Las mujeres constituyen una parte esencial de las economías de la droga. Sin embargo, sus papeles son en su mayoría diferentes a los de los hombres. Incluyen sobre todo el trabajo doméstico, la prostitución y el trabajo de mensajería de drogas, es decir, tareas mal o no remuneradas, de alto riesgo y de baja jerarquía. En consecuencia, las mujeres son detenidas con más frecuencia en muchos países por delitos no violentos relacionados con la droga que por cualquier otro delito penal. Por supuesto, también se cuentan entre los consumidores de drogas. Sin embargo, sus intereses no se consideran suficientemente a nivel político y en la planificación de los proyectos de desarrollo.

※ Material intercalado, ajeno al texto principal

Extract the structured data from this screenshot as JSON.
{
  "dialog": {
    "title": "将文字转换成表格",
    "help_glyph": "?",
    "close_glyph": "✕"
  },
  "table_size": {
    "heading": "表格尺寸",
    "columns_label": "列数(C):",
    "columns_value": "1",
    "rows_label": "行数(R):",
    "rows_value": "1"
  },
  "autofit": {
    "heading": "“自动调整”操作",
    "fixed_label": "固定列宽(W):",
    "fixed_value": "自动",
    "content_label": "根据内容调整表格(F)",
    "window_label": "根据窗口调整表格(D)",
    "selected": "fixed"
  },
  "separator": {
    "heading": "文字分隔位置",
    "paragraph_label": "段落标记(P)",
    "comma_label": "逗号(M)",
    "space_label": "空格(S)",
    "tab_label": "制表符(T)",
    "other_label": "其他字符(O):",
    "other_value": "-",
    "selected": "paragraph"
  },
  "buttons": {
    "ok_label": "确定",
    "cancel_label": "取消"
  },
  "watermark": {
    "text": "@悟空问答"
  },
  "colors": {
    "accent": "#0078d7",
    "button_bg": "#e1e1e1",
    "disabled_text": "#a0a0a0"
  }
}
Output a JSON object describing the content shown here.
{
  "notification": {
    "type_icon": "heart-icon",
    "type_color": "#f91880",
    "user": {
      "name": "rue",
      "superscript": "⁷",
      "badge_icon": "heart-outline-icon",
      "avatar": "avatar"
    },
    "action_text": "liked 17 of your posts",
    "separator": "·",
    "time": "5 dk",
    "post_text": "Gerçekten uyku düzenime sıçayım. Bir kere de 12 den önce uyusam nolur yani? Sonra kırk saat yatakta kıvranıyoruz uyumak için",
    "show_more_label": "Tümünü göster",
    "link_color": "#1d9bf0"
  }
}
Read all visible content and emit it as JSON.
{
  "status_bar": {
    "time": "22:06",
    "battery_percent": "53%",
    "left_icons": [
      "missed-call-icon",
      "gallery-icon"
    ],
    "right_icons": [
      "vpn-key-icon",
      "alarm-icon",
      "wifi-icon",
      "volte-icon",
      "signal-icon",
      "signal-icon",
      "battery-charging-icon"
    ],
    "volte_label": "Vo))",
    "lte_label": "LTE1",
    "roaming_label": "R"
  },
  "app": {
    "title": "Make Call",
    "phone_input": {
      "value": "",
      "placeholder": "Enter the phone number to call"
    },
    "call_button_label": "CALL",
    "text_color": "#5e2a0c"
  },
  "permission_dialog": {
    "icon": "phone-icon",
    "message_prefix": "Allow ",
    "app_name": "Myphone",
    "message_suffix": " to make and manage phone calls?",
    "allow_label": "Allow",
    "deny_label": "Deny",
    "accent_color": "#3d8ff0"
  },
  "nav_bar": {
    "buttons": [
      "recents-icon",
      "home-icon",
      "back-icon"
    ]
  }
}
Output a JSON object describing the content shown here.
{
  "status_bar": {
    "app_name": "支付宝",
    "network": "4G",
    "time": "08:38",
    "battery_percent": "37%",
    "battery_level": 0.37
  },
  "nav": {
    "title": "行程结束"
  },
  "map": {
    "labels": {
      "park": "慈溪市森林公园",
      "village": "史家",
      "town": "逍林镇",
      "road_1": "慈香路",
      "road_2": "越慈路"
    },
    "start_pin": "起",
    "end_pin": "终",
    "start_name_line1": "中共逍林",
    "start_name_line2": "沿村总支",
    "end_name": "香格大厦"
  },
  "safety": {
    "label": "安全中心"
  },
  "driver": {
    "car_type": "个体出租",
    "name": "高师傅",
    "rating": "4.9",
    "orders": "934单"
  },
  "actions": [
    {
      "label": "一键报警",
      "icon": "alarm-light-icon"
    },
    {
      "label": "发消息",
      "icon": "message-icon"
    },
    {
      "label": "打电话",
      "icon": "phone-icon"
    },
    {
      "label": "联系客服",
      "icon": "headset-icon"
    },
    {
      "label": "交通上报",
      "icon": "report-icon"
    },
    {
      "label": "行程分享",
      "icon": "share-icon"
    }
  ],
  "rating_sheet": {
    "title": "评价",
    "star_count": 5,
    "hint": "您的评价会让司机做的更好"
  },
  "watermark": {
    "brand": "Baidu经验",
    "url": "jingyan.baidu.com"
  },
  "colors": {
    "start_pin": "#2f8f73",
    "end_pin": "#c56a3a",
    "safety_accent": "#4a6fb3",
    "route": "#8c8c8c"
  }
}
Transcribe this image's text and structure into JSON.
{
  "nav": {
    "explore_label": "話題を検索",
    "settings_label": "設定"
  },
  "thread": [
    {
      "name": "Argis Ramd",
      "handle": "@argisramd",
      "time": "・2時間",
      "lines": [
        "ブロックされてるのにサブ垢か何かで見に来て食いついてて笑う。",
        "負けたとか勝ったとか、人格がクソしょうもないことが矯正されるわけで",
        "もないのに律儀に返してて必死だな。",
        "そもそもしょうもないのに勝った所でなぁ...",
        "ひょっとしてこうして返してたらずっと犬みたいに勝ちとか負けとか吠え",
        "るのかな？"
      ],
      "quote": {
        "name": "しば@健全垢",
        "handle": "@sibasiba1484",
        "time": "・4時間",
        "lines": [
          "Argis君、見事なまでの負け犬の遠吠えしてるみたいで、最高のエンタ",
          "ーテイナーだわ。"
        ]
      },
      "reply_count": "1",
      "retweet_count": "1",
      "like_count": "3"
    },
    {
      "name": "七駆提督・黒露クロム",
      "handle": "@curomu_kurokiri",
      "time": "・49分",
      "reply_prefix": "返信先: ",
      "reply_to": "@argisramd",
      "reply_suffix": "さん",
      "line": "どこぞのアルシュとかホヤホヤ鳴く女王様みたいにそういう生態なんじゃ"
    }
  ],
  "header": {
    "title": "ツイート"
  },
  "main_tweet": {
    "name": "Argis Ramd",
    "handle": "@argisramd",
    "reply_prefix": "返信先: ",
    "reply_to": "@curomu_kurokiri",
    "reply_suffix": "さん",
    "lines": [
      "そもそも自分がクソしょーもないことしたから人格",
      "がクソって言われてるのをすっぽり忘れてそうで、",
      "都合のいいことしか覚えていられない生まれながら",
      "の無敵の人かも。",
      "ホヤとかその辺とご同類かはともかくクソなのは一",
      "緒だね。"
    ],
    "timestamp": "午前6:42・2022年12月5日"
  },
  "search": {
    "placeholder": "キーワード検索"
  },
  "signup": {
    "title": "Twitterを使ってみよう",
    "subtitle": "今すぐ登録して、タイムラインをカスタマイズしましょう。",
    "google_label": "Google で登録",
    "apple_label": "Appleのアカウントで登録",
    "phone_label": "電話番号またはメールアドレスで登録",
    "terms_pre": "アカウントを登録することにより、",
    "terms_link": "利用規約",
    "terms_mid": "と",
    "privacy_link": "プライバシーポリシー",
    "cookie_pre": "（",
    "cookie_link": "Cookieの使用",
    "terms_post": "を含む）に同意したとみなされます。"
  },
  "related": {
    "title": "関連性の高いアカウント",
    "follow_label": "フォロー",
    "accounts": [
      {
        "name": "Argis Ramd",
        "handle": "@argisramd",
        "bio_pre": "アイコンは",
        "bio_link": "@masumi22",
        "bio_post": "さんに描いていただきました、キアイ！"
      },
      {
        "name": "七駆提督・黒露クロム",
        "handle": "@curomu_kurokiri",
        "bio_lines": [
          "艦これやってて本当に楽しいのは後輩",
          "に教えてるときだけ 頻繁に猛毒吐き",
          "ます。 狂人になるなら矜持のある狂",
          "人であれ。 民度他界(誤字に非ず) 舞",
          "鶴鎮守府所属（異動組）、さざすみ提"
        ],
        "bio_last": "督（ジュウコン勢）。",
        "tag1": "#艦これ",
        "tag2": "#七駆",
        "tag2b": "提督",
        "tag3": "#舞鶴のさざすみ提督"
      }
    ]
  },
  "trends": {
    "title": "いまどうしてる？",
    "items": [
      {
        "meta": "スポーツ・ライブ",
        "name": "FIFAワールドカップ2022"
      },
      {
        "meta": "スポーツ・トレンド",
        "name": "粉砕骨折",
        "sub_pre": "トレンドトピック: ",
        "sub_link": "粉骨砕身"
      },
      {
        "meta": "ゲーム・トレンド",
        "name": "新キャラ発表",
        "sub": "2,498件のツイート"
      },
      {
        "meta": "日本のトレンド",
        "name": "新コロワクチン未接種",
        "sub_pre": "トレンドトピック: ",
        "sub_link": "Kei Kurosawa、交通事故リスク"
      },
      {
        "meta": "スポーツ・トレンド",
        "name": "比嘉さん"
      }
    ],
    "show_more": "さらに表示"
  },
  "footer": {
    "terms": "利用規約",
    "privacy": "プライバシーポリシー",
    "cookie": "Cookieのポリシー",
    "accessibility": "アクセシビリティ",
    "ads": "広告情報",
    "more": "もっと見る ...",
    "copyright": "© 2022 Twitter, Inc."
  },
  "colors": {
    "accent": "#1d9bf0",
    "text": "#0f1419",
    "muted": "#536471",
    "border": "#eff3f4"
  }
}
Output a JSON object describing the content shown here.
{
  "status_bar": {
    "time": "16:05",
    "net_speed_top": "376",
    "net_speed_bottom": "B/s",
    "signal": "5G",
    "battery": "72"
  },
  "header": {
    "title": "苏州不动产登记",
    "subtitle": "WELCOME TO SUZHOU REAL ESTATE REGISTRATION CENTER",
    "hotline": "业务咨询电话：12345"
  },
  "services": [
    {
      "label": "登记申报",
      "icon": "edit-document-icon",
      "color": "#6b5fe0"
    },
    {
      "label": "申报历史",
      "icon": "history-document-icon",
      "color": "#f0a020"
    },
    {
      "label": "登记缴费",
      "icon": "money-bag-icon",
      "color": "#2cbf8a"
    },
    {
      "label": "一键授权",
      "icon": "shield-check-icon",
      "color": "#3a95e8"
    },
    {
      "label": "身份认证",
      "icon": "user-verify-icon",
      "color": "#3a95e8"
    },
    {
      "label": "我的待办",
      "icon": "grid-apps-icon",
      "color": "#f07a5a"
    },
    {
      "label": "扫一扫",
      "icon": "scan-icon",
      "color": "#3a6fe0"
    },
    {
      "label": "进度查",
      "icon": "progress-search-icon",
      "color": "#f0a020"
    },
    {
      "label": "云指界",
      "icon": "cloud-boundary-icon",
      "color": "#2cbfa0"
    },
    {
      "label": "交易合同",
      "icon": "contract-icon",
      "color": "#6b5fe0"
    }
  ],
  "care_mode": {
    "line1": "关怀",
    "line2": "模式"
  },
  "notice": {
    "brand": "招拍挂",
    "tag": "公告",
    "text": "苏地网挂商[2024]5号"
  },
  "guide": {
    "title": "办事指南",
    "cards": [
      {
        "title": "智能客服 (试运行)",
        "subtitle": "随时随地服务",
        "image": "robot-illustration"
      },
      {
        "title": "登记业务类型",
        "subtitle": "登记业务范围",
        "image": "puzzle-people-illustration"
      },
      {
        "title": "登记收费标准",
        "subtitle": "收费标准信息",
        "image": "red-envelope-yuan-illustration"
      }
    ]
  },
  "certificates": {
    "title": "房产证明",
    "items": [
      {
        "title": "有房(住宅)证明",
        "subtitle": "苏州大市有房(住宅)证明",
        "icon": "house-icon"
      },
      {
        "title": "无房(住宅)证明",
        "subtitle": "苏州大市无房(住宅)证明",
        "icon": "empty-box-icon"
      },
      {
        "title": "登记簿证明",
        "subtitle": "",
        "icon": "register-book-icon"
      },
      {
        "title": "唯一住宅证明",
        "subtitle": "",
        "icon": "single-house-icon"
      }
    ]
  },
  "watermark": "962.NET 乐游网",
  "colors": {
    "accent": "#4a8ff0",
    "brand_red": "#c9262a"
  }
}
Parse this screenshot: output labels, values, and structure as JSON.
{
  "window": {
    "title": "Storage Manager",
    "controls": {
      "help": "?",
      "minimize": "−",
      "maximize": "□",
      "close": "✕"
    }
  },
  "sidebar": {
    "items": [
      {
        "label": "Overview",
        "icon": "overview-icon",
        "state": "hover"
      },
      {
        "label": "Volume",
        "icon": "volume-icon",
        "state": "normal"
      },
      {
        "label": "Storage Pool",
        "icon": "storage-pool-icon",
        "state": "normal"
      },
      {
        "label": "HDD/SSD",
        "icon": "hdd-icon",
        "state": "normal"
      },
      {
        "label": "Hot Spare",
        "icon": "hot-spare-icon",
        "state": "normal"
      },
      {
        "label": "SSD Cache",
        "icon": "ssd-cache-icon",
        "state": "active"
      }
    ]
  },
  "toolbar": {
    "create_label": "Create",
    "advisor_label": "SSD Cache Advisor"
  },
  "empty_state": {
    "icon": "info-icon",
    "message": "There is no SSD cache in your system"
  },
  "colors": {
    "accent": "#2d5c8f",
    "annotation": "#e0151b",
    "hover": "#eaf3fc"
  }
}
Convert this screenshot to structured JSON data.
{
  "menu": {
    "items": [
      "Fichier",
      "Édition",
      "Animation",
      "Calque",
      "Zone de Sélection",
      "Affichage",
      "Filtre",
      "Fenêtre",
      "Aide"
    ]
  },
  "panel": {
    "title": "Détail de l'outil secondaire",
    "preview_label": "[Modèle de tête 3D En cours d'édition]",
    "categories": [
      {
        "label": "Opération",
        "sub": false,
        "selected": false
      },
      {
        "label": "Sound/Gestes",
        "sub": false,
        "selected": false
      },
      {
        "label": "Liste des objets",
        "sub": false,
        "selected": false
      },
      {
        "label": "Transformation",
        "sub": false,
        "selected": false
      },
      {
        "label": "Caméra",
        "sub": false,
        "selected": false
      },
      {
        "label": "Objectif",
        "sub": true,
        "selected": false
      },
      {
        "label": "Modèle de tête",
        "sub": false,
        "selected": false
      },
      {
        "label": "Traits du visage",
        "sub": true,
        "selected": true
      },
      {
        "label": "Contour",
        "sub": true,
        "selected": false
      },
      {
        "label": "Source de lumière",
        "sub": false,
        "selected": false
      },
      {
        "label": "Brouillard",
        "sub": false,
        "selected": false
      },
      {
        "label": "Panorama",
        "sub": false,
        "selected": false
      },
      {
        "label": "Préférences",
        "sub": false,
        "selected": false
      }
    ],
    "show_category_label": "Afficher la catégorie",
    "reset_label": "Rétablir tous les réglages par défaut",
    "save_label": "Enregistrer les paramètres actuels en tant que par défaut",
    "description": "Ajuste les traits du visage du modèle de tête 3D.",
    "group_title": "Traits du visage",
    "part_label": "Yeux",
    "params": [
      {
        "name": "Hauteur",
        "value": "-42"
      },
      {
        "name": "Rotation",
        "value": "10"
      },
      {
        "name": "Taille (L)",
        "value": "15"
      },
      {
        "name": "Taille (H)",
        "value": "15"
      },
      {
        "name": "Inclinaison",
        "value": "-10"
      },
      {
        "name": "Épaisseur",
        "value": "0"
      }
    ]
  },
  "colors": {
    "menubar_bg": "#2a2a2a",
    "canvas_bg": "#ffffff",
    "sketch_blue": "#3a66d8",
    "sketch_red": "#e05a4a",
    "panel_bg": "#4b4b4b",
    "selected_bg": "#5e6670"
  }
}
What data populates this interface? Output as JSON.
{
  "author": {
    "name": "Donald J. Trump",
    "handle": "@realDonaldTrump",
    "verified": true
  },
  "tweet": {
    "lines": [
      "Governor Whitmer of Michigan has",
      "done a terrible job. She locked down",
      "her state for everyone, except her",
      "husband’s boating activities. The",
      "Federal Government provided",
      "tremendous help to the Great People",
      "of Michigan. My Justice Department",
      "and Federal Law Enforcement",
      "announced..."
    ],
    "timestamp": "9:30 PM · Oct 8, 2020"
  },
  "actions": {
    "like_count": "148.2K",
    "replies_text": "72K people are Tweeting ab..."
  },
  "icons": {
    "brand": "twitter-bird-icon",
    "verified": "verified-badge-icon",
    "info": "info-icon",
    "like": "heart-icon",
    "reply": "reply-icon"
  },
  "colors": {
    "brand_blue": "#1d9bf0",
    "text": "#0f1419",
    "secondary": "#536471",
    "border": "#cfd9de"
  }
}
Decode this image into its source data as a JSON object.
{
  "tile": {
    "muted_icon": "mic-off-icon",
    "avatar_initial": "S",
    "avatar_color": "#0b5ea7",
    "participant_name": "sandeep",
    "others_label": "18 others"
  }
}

Las medidas de la política de drogas, como los proyectos de desarrollo alternativo para las familias de pequeños agricultores de cultivos ilícitos, se dirigen con demasiada frecuencia principalmente a los hombres. Con respecto al grupo de los consumidores de drogas, en muchos países sólo se habla de los consumidores masculinos. Así, las ofertas de asistencia correspondientes son inaccesibles o inadecuadas para las mujeres, ya que tienen necesidades diferentes y son particularmente estigmatizadas. Para las mujeres, que son las principales responsables de los niños, la barrera interior para hacer uso de las ofertas de ayuda pública es grande, por ejemplo debido al peligro de perder la custodia de los hijos.

 
 

¿Qué significa la igualdad de género en la política de drogas?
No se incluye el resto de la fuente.